Business News of Monday, 16 March 2015

Source: Daily Guide

Newmont workers threaten strike

Workers of Newmont Ghana Gold Limited have given the company a one-week notice for a possible industrial action following delays in concluding negotiations on their conditions of service.

Owing to the feet-dragging, the workers say they are “left with no other option than to officially notify you in line with Section 159 of the Labour Act 2003 (Act 651) and notice is hereby given today, Friday, March 13, 2015, that the Union will embark on strike to press home our demands.”

Under the Labour Act, the workers needed to give their employers seven days notice before a strike action could be declared, otherwise it would be an illegal action.

“We have observed with grave concern, management’s inertia and intransigent posturing towards the 2014 negotiations.

Our apprehension is further heightened by the protracted and the positional bargaining stance adopted by management ostensibly to unduly delay and frustrate the negotiations for our Branch & PMS Unions,” Prince William Ankrah, General Secretary of Mineworkers Union, stated in a letter sent to Newmont management and copied to the National Labour Commission.

They said it was regrettable that “your approach has escalated the already heightened expectations of our members to simmering tension beyond what the Union could contain in our constituencies in your operational sites.”

The union, which has the mandate to lead the negotiation for the workers, said, “this ugly posture cannot be entertained any longer, having exhausted our patience since October, 2014. the monotonous, and what in our view amounts to elementary negotiations style where management keeps emphasizing its preferred approach to concluding a deal, is indeed astonishing.”

Meanwhile, eight ex-workers of AngloGold Ashanti (Ghana) Limited have sued the company for failing to pay their retrenchment entitlements.

Joined in the suit are the directors, senior vice president, managing director, senior manager human resource, manager human resource, head of operations and the industrial relations superintendent -all with Anglo Gold Ashanti.

The eight aggrieved ex-workers are Felix Bartels, Andrews Nyarko, Evans Donkor, John Acquah, Adu Gyamfi, Gilbert Agyiri, Maxwell Adjei and Jonathan Faara Ali.

The workers are praying the court to compel the defendants to jointly and severally or by whichever mode or means, pay to them all unpaid retrenchment packages and gratuity, ex-gratia awards, unpaid leave allowances, compensation for occupational injury and related diseases, all unpaid provident fund and its benefits, all other entitlements.

According to a suit filed in the Kumasi High Court, the plaintiffs say that sometime in October 2012, Anglo Gold Ashanti had engaged now defunct Mining and Building Construction (MBC) Co.

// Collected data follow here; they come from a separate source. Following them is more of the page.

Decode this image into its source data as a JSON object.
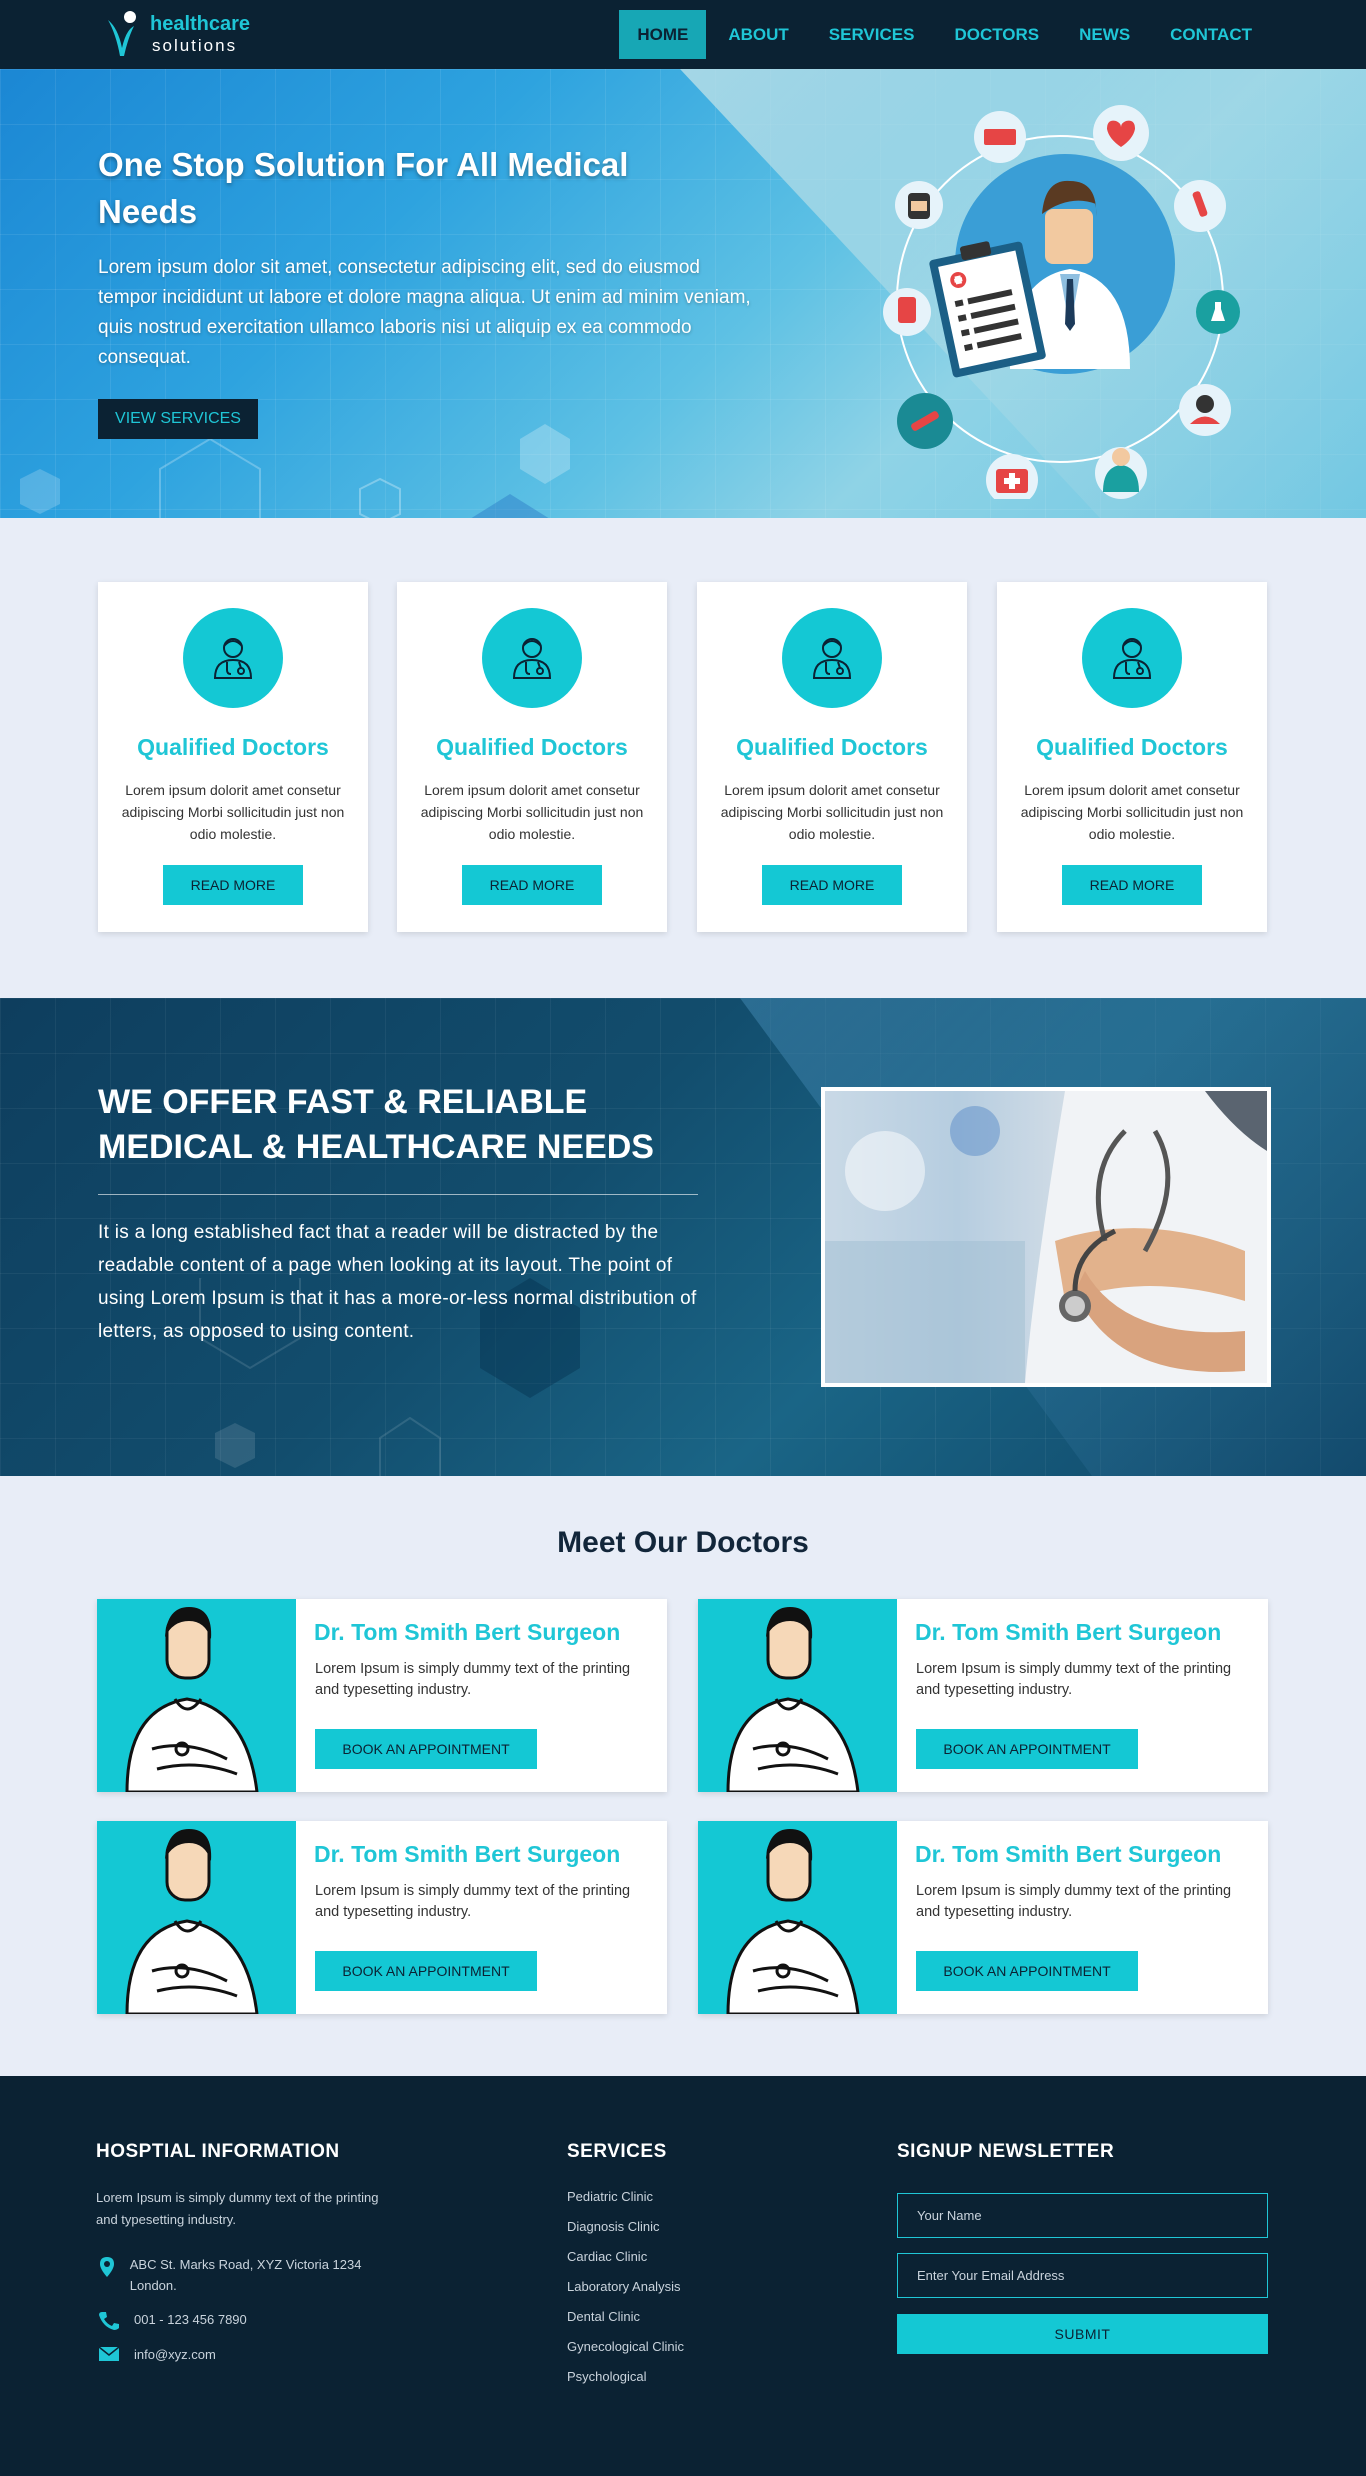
{
  "header": {
    "logo_line1": "healthcare",
    "logo_line2": "solutions",
    "nav": [
      "HOME",
      "ABOUT",
      "SERVICES",
      "DOCTORS",
      "NEWS",
      "CONTACT"
    ],
    "active_nav": "HOME"
  },
  "hero": {
    "title": "One Stop Solution For All Medical Needs",
    "text": "Lorem ipsum dolor sit amet, consectetur adipiscing elit, sed do eiusmod tempor incididunt ut labore et dolore magna aliqua. Ut enim ad minim veniam, quis nostrud exercitation ullamco laboris nisi ut aliquip ex ea commodo consequat.",
    "button": "VIEW SERVICES"
  },
  "features": [
    {
      "title": "Qualified Doctors",
      "text": "Lorem ipsum dolorit amet consetur adipiscing Morbi sollicitudin just non odio molestie.",
      "button": "READ MORE"
    },
    {
      "title": "Qualified Doctors",
      "text": "Lorem ipsum dolorit amet consetur adipiscing Morbi sollicitudin just non odio molestie.",
      "button": "READ MORE"
    },
    {
      "title": "Qualified Doctors",
      "text": "Lorem ipsum dolorit amet consetur adipiscing Morbi sollicitudin just non odio molestie.",
      "button": "READ MORE"
    },
    {
      "title": "Qualified Doctors",
      "text": "Lorem ipsum dolorit amet consetur adipiscing Morbi sollicitudin just non odio molestie.",
      "button": "READ MORE"
    }
  ],
  "offer": {
    "title": "WE OFFER FAST & RELIABLE MEDICAL & HEALTHCARE NEEDS",
    "text": "It is a long established fact that a reader will be distracted by the readable content of a page when looking at its layout. The point of using Lorem Ipsum is that it has a more-or-less normal distribution of letters, as opposed to using content."
  },
  "doctors": {
    "heading": "Meet Our Doctors",
    "cards": [
      {
        "name": "Dr. Tom Smith Bert Surgeon",
        "text": "Lorem Ipsum is simply dummy text of the printing and typesetting industry.",
        "button": "BOOK AN APPOINTMENT"
      },
      {
        "name": "Dr. Tom Smith Bert Surgeon",
        "text": "Lorem Ipsum is simply dummy text of the printing and typesetting industry.",
        "button": "BOOK AN APPOINTMENT"
      },
      {
        "name": "Dr. Tom Smith Bert Surgeon",
        "text": "Lorem Ipsum is simply dummy text of the printing and typesetting industry.",
        "button": "BOOK AN APPOINTMENT"
      },
      {
        "name": "Dr. Tom Smith Bert Surgeon",
        "text": "Lorem Ipsum is simply dummy text of the printing and typesetting industry.",
        "button": "BOOK AN APPOINTMENT"
      }
    ]
  },
  "footer": {
    "info_heading": "HOSPTIAL INFORMATION",
    "info_text": "Lorem Ipsum is simply dummy text of the printing and typesetting industry.",
    "address": "ABC St. Marks Road, XYZ Victoria 1234 London.",
    "phone": "001 - 123 456 7890",
    "email": "info@xyz.com",
    "services_heading": "SERVICES",
    "services": [
      "Pediatric Clinic",
      "Diagnosis Clinic",
      "Cardiac Clinic",
      "Laboratory Analysis",
      "Dental Clinic",
      "Gynecological Clinic",
      "Psychological"
    ],
    "newsletter_heading": "SIGNUP NEWSLETTER",
    "name_placeholder": "Your Name",
    "email_placeholder": "Enter Your Email Address",
    "submit": "SUBMIT"
  },
  "colors": {
    "accent": "#14c8d4",
    "dark": "#0b2233",
    "hero_blue": "#2ea3df"
  }
}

Ltd for underground construction and development of its gold mine at Obuasi to which Anglo Gold Ashanti transferred them and some other colleagues as borrowed labour under assurance that persuaded them to work with the company.

However, on 11 October, 2012, AngloGold arbitrarily terminated the contract with its then agent but assured the affected workers that it would assume responsibility and other underground development activities of MBC co. Ltd following the 28-day lay-off notice given the plaintiffs and further pledged AngloGold Ashanti’s commitment to ensuring that members of the MBC workforce received their entitlements known to AngloGold Ashanti at the time, including the 15% end of contract benefit and provident fund.

According to the ex-workers, AngloGold Ashanti further stated that it would pay for all occupational injury suffered by the workforce while at work.

However, the plaintiffs, contrary to the collective agreements they had executed with the defendant company, remained unpaid – except only 14 out of the entire workforce several months after their layoff.